Venosa esclusa dai finanziamenti del MiBACT

Dal Quotidiano di oggi apprendiamo che ancora una volta Venosa è stata esclusa dai finanziamenti del MiBACT previsti nell’ambito degli interventi di tutela del patrimonio culturale!!!! Molti degli interventi ulteriormente finanziati avranno come oggetto l’ampliamento e l’adeguamento di impianti di allarme e videosorveglianza di musei e parchi archeologici: Metaponto (150 mila euro),Policoro (150 mila euro), Grumento (100 mila euro), Museo Ridola di Matera e Museo di Arte Medievale e Moderna della Basilicata (Matera). Lo scorso ottobre, l’ex vice del ministro Franceschini, Francesca Barracciu, in merito alle gravi difficoltà in cui versa il patrimonio venosino, rispose alla nostra portavoce in Parlamento, Mirella Liuzzi, che una “commissione” stava valutando le soluzioni più idonee, per risolvere i problemi legati alla carenza del personale e alla parziale fruizione dei siti. Ad oggi, che cosa ha concluso la famosa “commissione”??? Allo stesso tempo, la Liuzzi lamentava l’assenza di un adeguato impianto di allarme e videosorveglianza, nonostante la decisione di sopprimere il turno di vigilanza notturno.

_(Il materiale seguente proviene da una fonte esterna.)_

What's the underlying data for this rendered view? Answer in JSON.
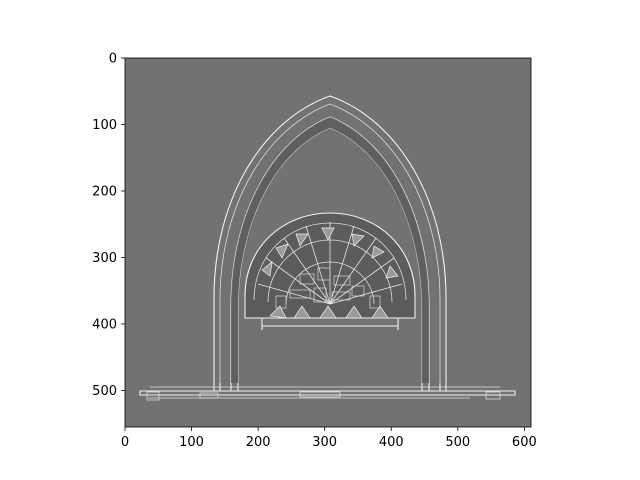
{
  "chart_data": {
    "type": "heatmap",
    "title": "",
    "xlabel": "",
    "ylabel": "",
    "xlim": [
      0,
      610
    ],
    "ylim": [
      555,
      0
    ],
    "x_ticks": [
      0,
      100,
      200,
      300,
      400,
      500,
      600
    ],
    "y_ticks": [
      0,
      100,
      200,
      300,
      400,
      500
    ],
    "x_tick_labels": [
      "0",
      "100",
      "200",
      "300",
      "400",
      "500",
      "600"
    ],
    "y_tick_labels": [
      "0",
      "100",
      "200",
      "300",
      "400",
      "500"
    ],
    "colormap": "gray",
    "background_level": 0.45,
    "image_content": "edge-detected image of an arched window with a rose ornament",
    "colors": {
      "background": "#727272",
      "dark_fill": "#5a5a5a",
      "edge": "#f2f2f2",
      "frame": "#000000"
    }
  }
}
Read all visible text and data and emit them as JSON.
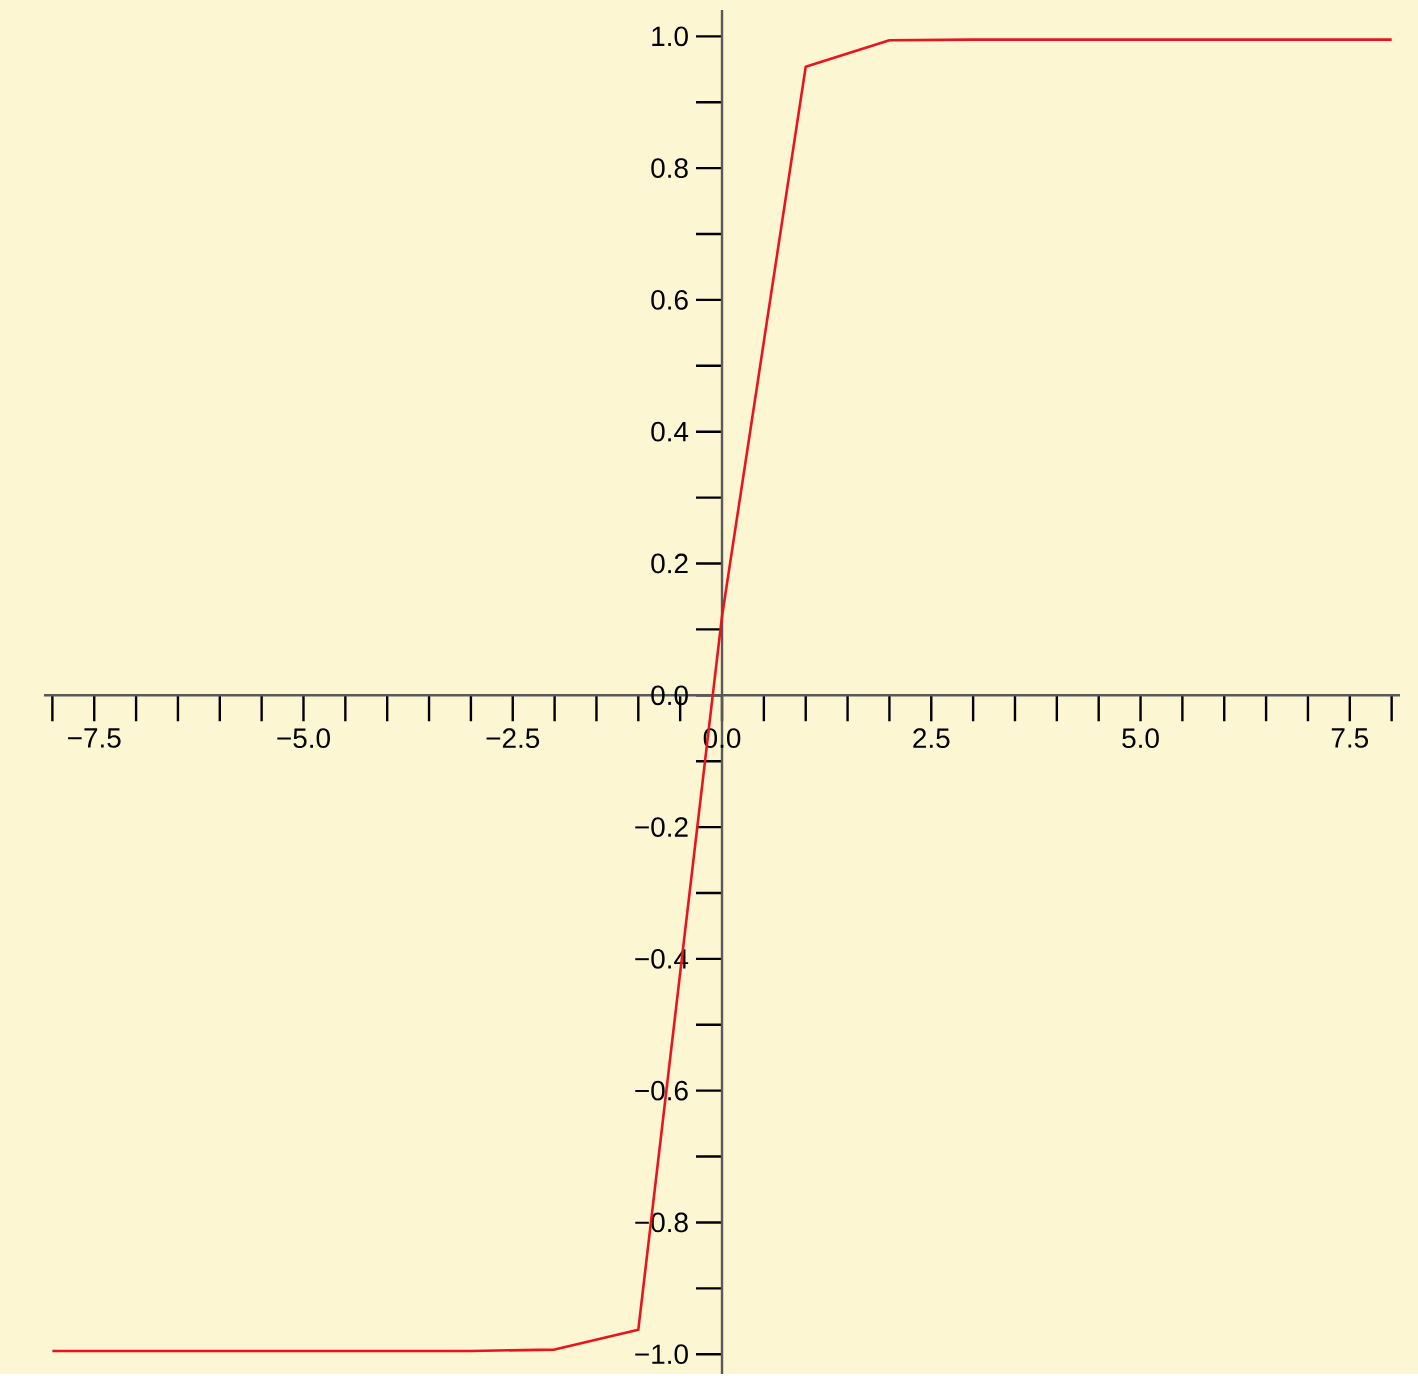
{
  "chart_data": {
    "type": "line",
    "x": [
      -8,
      -7,
      -6,
      -5,
      -4,
      -3,
      -2,
      -1,
      0,
      1,
      2,
      3,
      4,
      5,
      6,
      7,
      8
    ],
    "series": [
      {
        "color": "#e8141e",
        "values": [
          -0.995,
          -0.995,
          -0.995,
          -0.995,
          -0.995,
          -0.995,
          -0.993,
          -0.963,
          0.12,
          0.954,
          0.994,
          0.995,
          0.995,
          0.995,
          0.995,
          0.995,
          0.995
        ]
      }
    ],
    "xlim": [
      -8.1,
      8.1
    ],
    "ylim": [
      -1.03,
      1.04
    ],
    "xticks": [
      {
        "value": -8,
        "label": null
      },
      {
        "value": -7.5,
        "label": "−7.5"
      },
      {
        "value": -7,
        "label": null
      },
      {
        "value": -6.5,
        "label": null
      },
      {
        "value": -6,
        "label": null
      },
      {
        "value": -5.5,
        "label": null
      },
      {
        "value": -5,
        "label": "−5.0"
      },
      {
        "value": -4.5,
        "label": null
      },
      {
        "value": -4,
        "label": null
      },
      {
        "value": -3.5,
        "label": null
      },
      {
        "value": -3,
        "label": null
      },
      {
        "value": -2.5,
        "label": "−2.5"
      },
      {
        "value": -2,
        "label": null
      },
      {
        "value": -1.5,
        "label": null
      },
      {
        "value": -1,
        "label": null
      },
      {
        "value": -0.5,
        "label": null
      },
      {
        "value": 0,
        "label": "0.0"
      },
      {
        "value": 0.5,
        "label": null
      },
      {
        "value": 1,
        "label": null
      },
      {
        "value": 1.5,
        "label": null
      },
      {
        "value": 2,
        "label": null
      },
      {
        "value": 2.5,
        "label": "2.5"
      },
      {
        "value": 3,
        "label": null
      },
      {
        "value": 3.5,
        "label": null
      },
      {
        "value": 4,
        "label": null
      },
      {
        "value": 4.5,
        "label": null
      },
      {
        "value": 5,
        "label": "5.0"
      },
      {
        "value": 5.5,
        "label": null
      },
      {
        "value": 6,
        "label": null
      },
      {
        "value": 6.5,
        "label": null
      },
      {
        "value": 7,
        "label": null
      },
      {
        "value": 7.5,
        "label": "7.5"
      },
      {
        "value": 8,
        "label": null
      }
    ],
    "yticks": [
      {
        "value": -1,
        "label": "−1.0"
      },
      {
        "value": -0.9,
        "label": null
      },
      {
        "value": -0.8,
        "label": "−0.8"
      },
      {
        "value": -0.7,
        "label": null
      },
      {
        "value": -0.6,
        "label": "−0.6"
      },
      {
        "value": -0.5,
        "label": null
      },
      {
        "value": -0.4,
        "label": "−0.4"
      },
      {
        "value": -0.3,
        "label": null
      },
      {
        "value": -0.2,
        "label": "−0.2"
      },
      {
        "value": -0.1,
        "label": null
      },
      {
        "value": 0,
        "label": "0.0"
      },
      {
        "value": 0.1,
        "label": null
      },
      {
        "value": 0.2,
        "label": "0.2"
      },
      {
        "value": 0.3,
        "label": null
      },
      {
        "value": 0.4,
        "label": "0.4"
      },
      {
        "value": 0.5,
        "label": null
      },
      {
        "value": 0.6,
        "label": "0.6"
      },
      {
        "value": 0.7,
        "label": null
      },
      {
        "value": 0.8,
        "label": "0.8"
      },
      {
        "value": 0.9,
        "label": null
      },
      {
        "value": 1,
        "label": "1.0"
      }
    ],
    "grid": false,
    "marker": "none",
    "line_style": "solid"
  }
}
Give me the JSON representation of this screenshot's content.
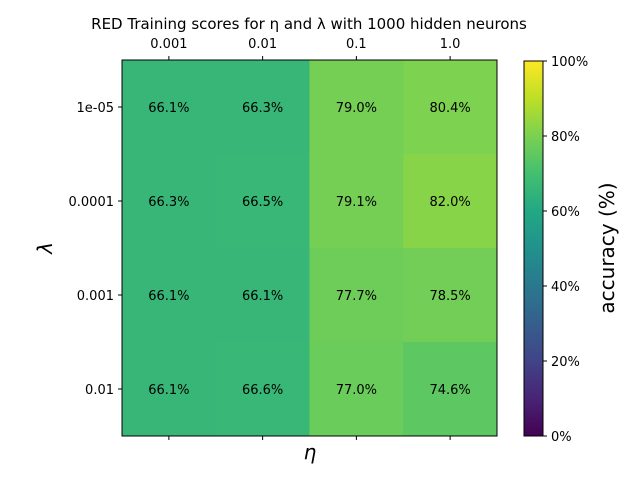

Ci chiediamo: come mai Venosa non rientra tra le sedi che saranno finanziate per poter essere fornite di idonei impianti, che consentirebbero, tra l’altro, un migliore utilizzo del personale e una maggiore fruizione dei siti????? Chi decide la destinazione dei fondi? Chi le priorità? Venosa merita questo continuo oblio da parte delle Istituzioni competenti??? Perché chi dovrebbe vigilare a livello locale non muove un dito per “invertire la rotta” ed ottenere un minimo di miglioramento anche da noi…????”